Le texte est simple et n’a rien à voir avec celui de la liturgie classique : les bergers sont réveillés par une clarté extraordinaire des cieux et par le chant des anges qui annoncent la naissance de Jésus. Les bergers réveillent leur maître : Holà maître (Hej mistře !) appel devenu l’exergue de l’œuvre.
Holà maître ! Levez-vous. Regardez autour de vous ! Quelle beauté dans cette nuit ! Les étoiles sont plus belles, le ciel est plus clair, la lune resplendit, les jardins et les bois – tout est enveloppé par la lumière !
Le maître n’est pas content d’avoir été réveillé. Mais il aperçoit lui aussi la lueur peu habituelle des étoiles. Puis les deux bergers écoutent ensemble le chant des anges et chantent eux-mêmes :
D’où vient cette musique si douce et si belle ?
Cette jubilation, ces chansons célestes ?
Allons sans retard là où la musique résonne !

Cette messe est donc conçue comme un ‘entretien’ des bergers se préparant à aller à Bethléem, comme dans une sorte d’image animée des crèches populaires. On songe aux délicieuses illustrations de Lad’a.

La Messe de Noël ne doit pas faire oublier le reste de sa production tant musicale que littéraire. Compositeur très prolifique, mais les sources sont divergentes, il laisse environ 1370 n° d’opus - 1390 selon son journal– 38 concertos dont 12 pour piano, 35 symphonies, 70 quatuors, 100 trios, 90 sonates, 80 messes, 3 Stabat Mater, 5 Te Deum, 7 Requiem, 50 cantates pastorales sur des textes tchèques et latins, etc.

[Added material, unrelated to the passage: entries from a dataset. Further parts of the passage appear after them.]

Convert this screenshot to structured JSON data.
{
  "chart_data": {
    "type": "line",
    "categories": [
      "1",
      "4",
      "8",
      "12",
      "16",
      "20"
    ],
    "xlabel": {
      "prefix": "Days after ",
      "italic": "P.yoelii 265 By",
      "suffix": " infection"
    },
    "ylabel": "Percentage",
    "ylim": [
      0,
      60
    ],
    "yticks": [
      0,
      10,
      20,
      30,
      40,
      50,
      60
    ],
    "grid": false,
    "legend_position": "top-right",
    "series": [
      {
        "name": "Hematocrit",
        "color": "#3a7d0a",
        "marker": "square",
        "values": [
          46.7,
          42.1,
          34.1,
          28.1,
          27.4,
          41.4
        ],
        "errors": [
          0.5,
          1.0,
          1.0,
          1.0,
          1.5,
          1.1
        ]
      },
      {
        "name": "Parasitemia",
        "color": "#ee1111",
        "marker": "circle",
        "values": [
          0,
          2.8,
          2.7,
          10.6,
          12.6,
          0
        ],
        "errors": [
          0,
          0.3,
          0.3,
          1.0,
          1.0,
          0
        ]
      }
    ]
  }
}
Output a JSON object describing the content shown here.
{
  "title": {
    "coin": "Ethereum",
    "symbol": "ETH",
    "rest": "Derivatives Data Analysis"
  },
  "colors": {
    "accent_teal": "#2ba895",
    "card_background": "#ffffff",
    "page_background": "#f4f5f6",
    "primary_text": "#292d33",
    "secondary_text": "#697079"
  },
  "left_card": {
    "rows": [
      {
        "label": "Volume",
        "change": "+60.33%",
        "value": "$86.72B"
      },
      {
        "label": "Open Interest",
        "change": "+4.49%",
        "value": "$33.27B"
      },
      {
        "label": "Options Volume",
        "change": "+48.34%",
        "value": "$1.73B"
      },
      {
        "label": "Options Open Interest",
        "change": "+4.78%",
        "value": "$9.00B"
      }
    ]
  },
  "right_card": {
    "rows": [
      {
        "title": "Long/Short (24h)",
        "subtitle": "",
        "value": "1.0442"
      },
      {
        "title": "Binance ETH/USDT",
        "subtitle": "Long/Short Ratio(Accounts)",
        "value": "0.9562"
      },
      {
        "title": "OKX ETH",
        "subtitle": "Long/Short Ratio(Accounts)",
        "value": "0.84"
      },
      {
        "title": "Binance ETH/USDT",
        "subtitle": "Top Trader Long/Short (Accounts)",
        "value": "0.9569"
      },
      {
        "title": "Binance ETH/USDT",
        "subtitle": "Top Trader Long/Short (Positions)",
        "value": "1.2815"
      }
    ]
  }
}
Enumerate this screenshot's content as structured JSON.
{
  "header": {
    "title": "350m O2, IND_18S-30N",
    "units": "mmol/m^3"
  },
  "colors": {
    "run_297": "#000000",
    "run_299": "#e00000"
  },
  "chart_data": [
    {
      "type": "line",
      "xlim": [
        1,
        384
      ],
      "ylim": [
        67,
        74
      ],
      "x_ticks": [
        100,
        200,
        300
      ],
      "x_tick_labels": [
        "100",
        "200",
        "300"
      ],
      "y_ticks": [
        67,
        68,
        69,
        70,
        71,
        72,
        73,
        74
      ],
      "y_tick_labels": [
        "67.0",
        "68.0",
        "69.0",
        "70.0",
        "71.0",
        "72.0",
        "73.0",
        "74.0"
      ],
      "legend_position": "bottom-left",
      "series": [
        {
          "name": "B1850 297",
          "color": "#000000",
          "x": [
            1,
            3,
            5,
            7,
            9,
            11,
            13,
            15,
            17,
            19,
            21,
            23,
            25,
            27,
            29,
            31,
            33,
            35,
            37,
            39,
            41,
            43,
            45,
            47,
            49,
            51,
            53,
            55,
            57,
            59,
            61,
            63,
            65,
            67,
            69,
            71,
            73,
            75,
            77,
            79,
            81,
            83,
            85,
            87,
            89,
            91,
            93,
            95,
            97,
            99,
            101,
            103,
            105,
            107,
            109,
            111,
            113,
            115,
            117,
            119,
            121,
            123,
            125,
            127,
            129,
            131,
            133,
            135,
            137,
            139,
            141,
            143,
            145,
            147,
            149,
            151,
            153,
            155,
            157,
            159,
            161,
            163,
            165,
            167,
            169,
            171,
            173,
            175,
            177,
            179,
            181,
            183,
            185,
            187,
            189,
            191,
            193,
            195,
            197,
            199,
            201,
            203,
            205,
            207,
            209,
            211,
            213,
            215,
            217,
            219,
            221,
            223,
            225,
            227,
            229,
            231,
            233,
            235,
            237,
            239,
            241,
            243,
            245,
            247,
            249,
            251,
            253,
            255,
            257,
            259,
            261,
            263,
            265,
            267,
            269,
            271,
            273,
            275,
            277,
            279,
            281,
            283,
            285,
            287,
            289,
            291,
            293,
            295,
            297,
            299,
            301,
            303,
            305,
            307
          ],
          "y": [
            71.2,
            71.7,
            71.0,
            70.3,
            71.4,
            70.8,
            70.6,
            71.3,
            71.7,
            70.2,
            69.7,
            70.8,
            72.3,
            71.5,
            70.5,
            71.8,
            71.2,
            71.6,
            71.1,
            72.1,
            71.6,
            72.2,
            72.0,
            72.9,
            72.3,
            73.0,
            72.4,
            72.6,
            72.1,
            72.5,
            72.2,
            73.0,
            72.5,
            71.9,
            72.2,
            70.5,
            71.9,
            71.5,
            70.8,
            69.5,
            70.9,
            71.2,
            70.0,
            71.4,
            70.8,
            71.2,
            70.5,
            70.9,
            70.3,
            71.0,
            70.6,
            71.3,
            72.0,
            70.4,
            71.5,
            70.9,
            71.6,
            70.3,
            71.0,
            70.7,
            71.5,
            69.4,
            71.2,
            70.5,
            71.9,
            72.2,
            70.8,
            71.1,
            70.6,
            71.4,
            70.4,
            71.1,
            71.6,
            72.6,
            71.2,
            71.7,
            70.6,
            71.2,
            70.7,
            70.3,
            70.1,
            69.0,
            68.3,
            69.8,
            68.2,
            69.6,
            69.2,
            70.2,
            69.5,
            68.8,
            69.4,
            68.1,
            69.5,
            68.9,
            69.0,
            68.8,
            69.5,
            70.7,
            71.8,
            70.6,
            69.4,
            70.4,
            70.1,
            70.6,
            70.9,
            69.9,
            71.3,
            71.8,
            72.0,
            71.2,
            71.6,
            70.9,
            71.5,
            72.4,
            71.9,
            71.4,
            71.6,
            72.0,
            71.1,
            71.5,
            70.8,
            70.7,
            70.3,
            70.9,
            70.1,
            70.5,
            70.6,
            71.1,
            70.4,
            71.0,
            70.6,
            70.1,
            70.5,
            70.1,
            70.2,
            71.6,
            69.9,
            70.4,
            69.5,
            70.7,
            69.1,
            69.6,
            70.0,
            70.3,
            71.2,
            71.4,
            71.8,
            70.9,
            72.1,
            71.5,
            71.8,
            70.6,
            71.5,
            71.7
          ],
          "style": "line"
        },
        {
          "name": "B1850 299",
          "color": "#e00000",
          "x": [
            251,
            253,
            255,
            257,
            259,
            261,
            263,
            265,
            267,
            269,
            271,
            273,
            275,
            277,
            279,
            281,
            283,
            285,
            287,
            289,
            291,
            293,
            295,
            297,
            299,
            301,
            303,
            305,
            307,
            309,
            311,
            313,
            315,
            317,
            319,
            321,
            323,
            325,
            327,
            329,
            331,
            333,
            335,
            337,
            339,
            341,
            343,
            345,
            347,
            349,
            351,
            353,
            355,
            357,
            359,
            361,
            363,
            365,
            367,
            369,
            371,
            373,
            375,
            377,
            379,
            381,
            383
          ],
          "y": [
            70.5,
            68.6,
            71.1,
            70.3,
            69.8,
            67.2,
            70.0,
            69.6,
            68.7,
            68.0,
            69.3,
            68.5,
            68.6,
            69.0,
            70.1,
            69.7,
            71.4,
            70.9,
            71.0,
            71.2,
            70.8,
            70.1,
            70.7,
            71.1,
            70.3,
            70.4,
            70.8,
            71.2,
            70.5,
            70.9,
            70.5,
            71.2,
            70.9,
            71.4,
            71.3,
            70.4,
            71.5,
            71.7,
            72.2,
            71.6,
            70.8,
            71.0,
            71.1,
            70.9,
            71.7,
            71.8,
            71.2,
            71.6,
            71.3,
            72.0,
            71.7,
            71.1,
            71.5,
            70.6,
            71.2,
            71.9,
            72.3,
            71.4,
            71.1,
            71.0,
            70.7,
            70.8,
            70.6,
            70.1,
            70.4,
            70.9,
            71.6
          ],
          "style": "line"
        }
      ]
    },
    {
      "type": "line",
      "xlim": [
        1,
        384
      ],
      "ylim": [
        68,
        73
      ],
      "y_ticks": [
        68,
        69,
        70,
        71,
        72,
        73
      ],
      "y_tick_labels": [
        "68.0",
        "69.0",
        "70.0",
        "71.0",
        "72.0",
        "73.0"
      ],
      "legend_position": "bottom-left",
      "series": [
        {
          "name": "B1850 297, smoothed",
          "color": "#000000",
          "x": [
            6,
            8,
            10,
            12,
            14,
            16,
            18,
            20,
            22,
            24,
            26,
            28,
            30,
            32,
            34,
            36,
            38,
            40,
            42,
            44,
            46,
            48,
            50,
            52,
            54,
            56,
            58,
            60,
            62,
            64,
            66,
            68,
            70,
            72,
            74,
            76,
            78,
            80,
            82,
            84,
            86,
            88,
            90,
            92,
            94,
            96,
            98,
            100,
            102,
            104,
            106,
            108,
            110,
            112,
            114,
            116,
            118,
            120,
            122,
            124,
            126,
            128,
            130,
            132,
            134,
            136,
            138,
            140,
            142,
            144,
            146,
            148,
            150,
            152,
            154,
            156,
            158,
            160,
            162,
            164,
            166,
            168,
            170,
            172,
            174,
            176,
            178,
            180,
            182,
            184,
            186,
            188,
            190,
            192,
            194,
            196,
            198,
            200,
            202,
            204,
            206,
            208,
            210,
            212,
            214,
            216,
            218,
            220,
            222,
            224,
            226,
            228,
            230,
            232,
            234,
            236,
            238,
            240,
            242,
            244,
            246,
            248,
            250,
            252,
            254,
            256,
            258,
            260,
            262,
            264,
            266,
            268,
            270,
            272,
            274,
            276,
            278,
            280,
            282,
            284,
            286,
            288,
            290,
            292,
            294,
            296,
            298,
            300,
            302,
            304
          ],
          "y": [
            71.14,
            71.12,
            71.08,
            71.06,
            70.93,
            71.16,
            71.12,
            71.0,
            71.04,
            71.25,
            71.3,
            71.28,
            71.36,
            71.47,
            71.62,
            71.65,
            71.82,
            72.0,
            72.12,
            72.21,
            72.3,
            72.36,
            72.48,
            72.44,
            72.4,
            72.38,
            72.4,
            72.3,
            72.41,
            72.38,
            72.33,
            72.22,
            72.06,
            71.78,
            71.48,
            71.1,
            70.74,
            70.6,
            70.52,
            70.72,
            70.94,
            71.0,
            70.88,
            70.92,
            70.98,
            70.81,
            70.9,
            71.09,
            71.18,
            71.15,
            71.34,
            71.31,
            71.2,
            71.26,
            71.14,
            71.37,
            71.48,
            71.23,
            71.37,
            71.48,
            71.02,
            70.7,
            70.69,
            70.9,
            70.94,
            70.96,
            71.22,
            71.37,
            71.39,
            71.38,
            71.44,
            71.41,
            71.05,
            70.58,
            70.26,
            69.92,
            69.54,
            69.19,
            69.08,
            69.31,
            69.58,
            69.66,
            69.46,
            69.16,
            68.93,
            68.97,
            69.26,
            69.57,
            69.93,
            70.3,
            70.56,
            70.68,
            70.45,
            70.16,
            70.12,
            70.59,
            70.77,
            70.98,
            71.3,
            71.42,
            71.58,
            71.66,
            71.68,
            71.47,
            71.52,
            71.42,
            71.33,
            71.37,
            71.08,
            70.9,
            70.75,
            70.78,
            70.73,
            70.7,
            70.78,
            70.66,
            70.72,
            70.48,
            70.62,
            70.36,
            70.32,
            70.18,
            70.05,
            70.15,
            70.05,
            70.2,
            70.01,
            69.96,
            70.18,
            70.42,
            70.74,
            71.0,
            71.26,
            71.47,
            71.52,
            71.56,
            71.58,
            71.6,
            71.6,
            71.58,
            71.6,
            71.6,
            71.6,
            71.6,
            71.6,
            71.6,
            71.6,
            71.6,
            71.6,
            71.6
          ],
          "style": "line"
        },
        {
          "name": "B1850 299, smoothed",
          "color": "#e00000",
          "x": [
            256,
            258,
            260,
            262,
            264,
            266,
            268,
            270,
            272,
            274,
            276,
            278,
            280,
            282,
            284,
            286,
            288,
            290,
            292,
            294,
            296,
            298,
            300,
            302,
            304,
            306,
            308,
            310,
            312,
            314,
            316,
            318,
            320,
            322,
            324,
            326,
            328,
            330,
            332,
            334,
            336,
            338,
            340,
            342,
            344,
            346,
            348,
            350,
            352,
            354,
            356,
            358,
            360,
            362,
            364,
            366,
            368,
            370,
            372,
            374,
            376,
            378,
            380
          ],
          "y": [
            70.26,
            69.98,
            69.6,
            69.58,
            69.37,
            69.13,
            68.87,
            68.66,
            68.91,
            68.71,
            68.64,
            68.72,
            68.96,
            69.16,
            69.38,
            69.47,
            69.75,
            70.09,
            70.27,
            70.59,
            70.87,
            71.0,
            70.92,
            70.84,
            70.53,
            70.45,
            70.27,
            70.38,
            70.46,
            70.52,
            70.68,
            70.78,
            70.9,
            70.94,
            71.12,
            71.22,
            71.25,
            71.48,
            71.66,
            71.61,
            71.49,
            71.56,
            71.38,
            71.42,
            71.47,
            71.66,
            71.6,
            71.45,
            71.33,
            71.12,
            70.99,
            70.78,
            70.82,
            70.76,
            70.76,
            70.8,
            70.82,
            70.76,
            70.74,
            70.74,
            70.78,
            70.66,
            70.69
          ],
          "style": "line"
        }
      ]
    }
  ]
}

Il n’a pas manqué de saupoudrer ses manuscrits d’un peu d’humour, signant parfois J.J. Poisson, Fisch, Ryballandini, Rybaville, variations sur son propre patronyme (ryba signifie poisson).

Il est aussi l’auteur d’une abondante œuvre théorique dont Les Principes premiers et généraux de tout l’art de la musique et du Dictionnaire de termes musicaux tchèques (le Réveil National est dans l’air), édités après sa mort. Très exactement classique sans originalité marquante, mais vif et plaisant, plein d’énergie, proche des sources traditionnelles populaires, son style musical s’inscrit dans la ligne de Haydn et Mozart et de ses contemporains tchèques Koželuh et Vaňhal. Il compte parmi les premiers compositeurs à avoir écrit des mélodies sur des textes tchèques et non allemands.



Bibliographie


(*)Guy Erismann, La Musique dans les Pays tchèques, Fayard 2001.
Jan Němeček, Jakub Jan Ryba : Život a dilo (Vie et œuvre de J.J. Ryba), Prague 1947, rééd. 1963.
Jan Němeček, Skolny deniky Jakuba Jana Ryby (Journal de J. J. Ryba), Prague 1957.
Jan Němeček a établi un catalogue des œuvres de Ryba (N.)
J. Janáčková, Jakub Jan Ryba o svém hudebním životě. (Traduction en allemand de son autobiogaphie musicale à partir de 1081), Prague 1946.
J. Spěvaček, Jakub Jan Ryba, Prague 1984.

Autres sources


En tchèque :
- Pražská informační služba (pis.eunet.cz)
- zivotopisyonline.cz/jakub-jan-ryba (extrait de 234 personnalités tchèques, 2003)
- municipal.cz/osobnosti/ryba
- geocities.com/vienna/studio/1541/ryba (11 pages, très détaillé, source ayant servi à bien d’autres)
- www.musica.cz


En français :
Radio Prague, émission du 24.12.2003


Enregistrements

:
Il existe de nombreuses versions de la Messe de Noël tchèque, quelques autres Messes dont celles en Ut majeur (N. 385) et en mi mineur, le quatuor en Si b majeur (N. 393) des Pastorales ou des Chants de Noël. Les autres œuvres sont plutôt rares.